Huffman, Thomas R.
Protectors of the Land and Water: Environmentalism in Wisconsin, 1961-1968.
University of North Carolina Press
Chapel Hill
Original Date

Review by Christine Thomas, UW Stevens Point, in Environmental History Review. Vol. 19, #1, Spring 1995:

Only pages into this book, I feared that it would turn out to be a two hundred page tribute to Gaylord Nelson. While a tribute to the "father of Earth Day" may be in order, those interested in environmental history are usually looking for more. Thomas Huffman quelled my fears with an insightful, balanced look at Wisconsin environmental and conservation history in the decade of the 1960s.

Huffman details the evolution of political thought in Wisconsin from an early focus on outdoor recreation to a later focus on environmental protection. The piece contains many interesting photographs from the period.
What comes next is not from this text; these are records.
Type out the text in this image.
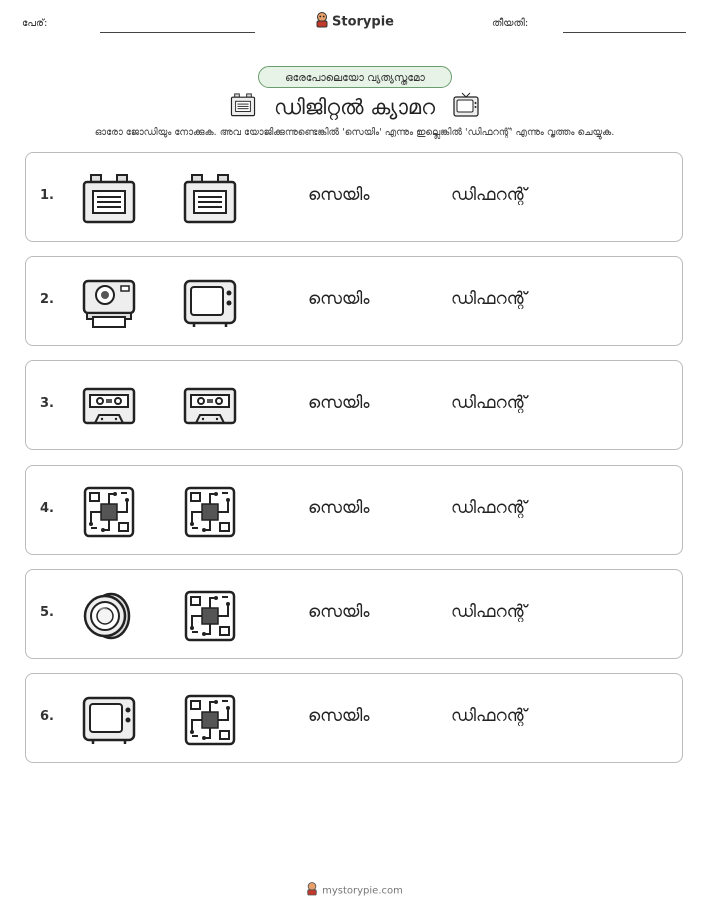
പേര്:	Storypie	തീയതി:
ഒരേപോലെയോ വ്യത്യസ്തമോ
ഡിജിറ്റൽ ക്യാമറ
ഓരോ ജോഡിയും നോക്കുക. അവ യോജിക്കുന്നുണ്ടെങ്കിൽ 'സെയിം' എന്നും ഇല്ലെങ്കിൽ 'ഡിഫറന്റ്' എന്നും വൃത്തം ചെയ്യുക.
1.	സെയിം	ഡിഫറന്റ്
2.	സെയിം	ഡിഫറന്റ്
3.	സെയിം	ഡിഫറന്റ്
4.	സെയിം	ഡിഫറന്റ്
5.	സെയിം	ഡിഫറന്റ്
6.	സെയിം	ഡിഫറന്റ്
mystorypie.com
While the average reader will have only a passing interest in the meticulous reference to end notes, those with a special interest in Wisconsin will read each and every note. The index and bibliography are enhance the book's value to the historian.

Thomas Huffman has created an important reference for those interested in Wisconsin environmental history. The book sets events of the 1960s in the longer context of the two hundred year history of a state heavily influenced by Progressivism and citizen involvement in decision-making. While taking the long view into consideration, Huffman focuses his analysis on the specific events that led to the creation of water quality legislation.
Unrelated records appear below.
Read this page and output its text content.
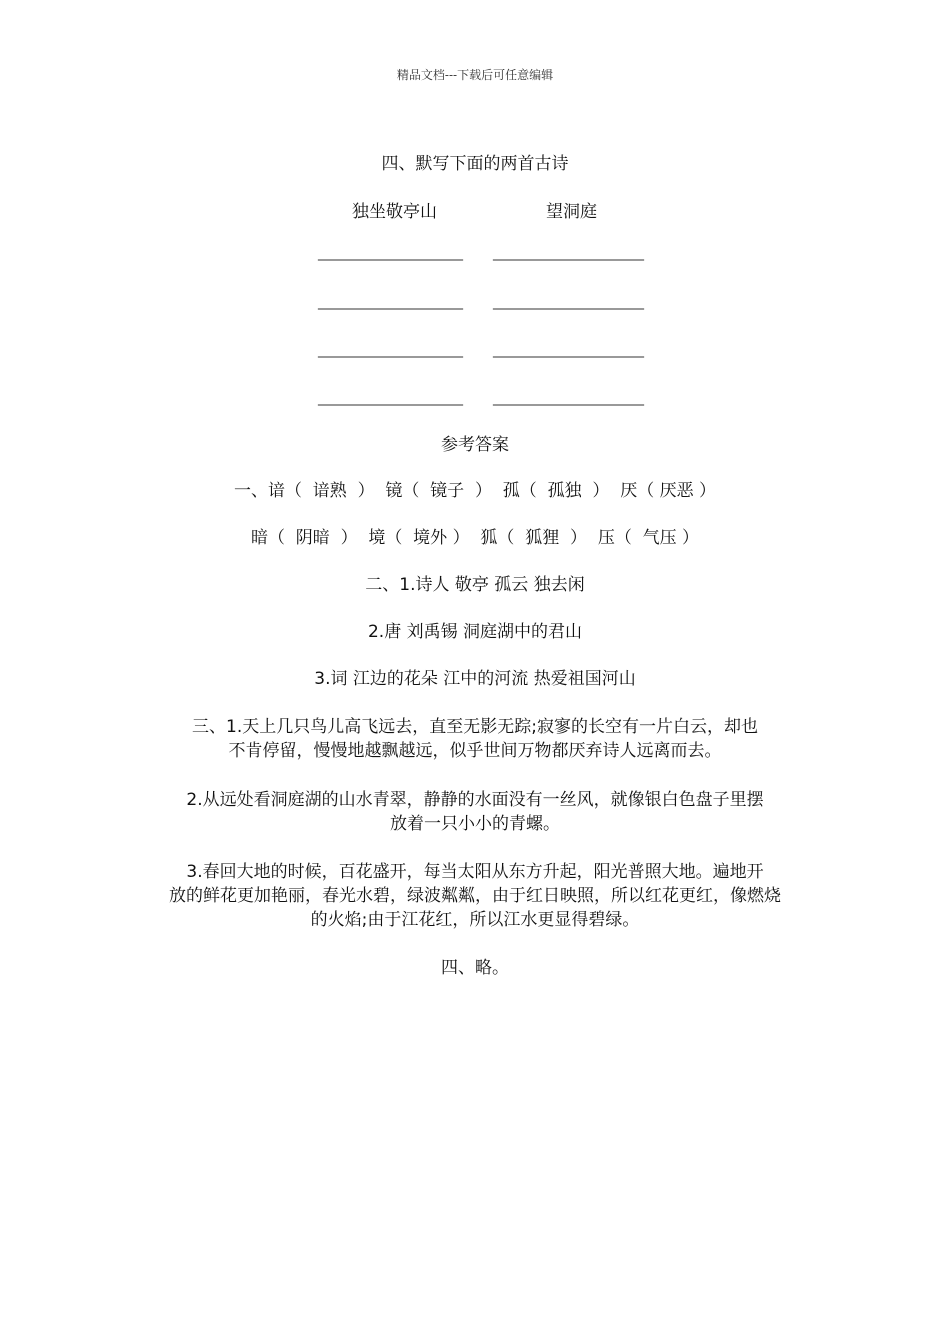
精品文档---下载后可任意编辑
四、默写下面的两首古诗
独坐敬亭山	望洞庭
________________________ _________________________
________________________ _________________________
________________________ _________________________
________________________ _________________________
参考答案
一、谙（  谙熟  ）  镜（  镜子  ）  孤（  孤独  ）  厌（ 厌恶 ）
暗（  阴暗  ）  境（  境外 ）  狐（  狐狸  ）  压（  气压 ）
二、1.诗人 敬亭 孤云 独去闲
2.唐 刘禹锡 洞庭湖中的君山
3.词 江边的花朵 江中的河流 热爱祖国河山
三、1.天上几只鸟儿高飞远去，直至无影无踪;寂寥的长空有一片白云，却也
不肯停留，慢慢地越飘越远，似乎世间万物都厌弃诗人远离而去。
2.从远处看洞庭湖的山水青翠，静静的水面没有一丝风，就像银白色盘子里摆
放着一只小小的青螺。
3.春回大地的时候，百花盛开，每当太阳从东方升起，阳光普照大地。遍地开
放的鲜花更加艳丽，春光水碧，绿波粼粼，由于红日映照，所以红花更红，像燃烧
的火焰;由于江花红，所以江水更显得碧绿。
四、略。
The book should also be helpful to those whose interests are more national in scope. A thread that runs through the book is the political rivalry between Warren Knowles, a Republican governor and Gaylord Nelson, a Democratic U.S. Senator. The evolution on political events is played our against a backdrop of state and regional attitudes as well as national events and policies. The Knowles-Nelson interplay was the most interesting part of the book for me. Huffman provides a fascinating description of the political "dance" that shaped the agencies and policies that prevail today.
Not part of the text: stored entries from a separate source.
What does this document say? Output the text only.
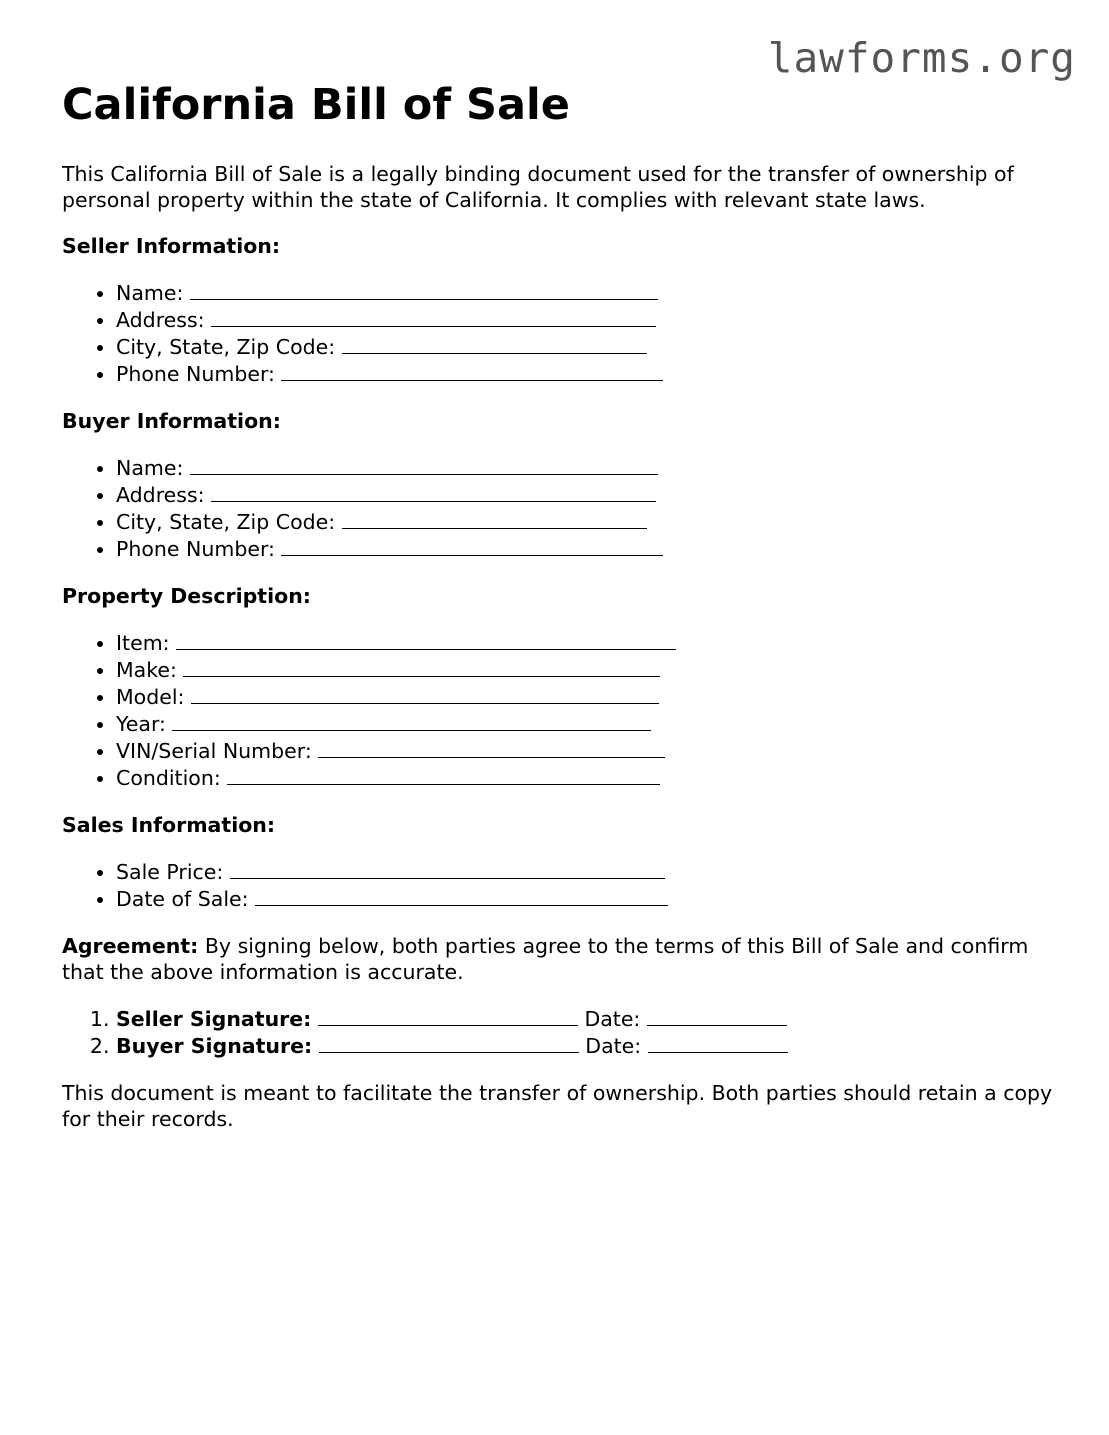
lawforms.org
California Bill of Sale

This California Bill of Sale is a legally binding document used for the transfer of ownership of personal property within the state of California. It complies with relevant state laws.

Seller Information:
• Name:
• Address:
• City, State, Zip Code:
• Phone Number:
Buyer Information:
• Name:
• Address:
• City, State, Zip Code:
• Phone Number:
Property Description:
• Item:
• Make:
• Model:
• Year:
• VIN/Serial Number:
• Condition:
Sales Information:
• Sale Price:
• Date of Sale:

Agreement: By signing below, both parties agree to the terms of this Bill of Sale and confirm that the above information is accurate.

1. Seller Signature:	Date:
2. Buyer Signature:	Date:

This document is meant to facilitate the transfer of ownership. Both parties should retain a copy for their records.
Huffman points out that while most analyses of the evolution of environmental policy describes [sic] events in the national arena, many states actually had agencies and policies in place before the 1970s. He also points out that in the case of Wisconsin, the impetus to do that may well have been part of the state-federal, liberal-conservative, Knowles-Nelson interplay. That interplay affected subsequent federal actions and actions in other states. The picture that emerges is more complex that a superficial conservative-liberal categorization of environmental views. While the controversy was undoubtedly heated at the time, the relationship turn out to be symbiotic in some ways. Each player's move provided the other an opportunity to become a "protector of the land and water."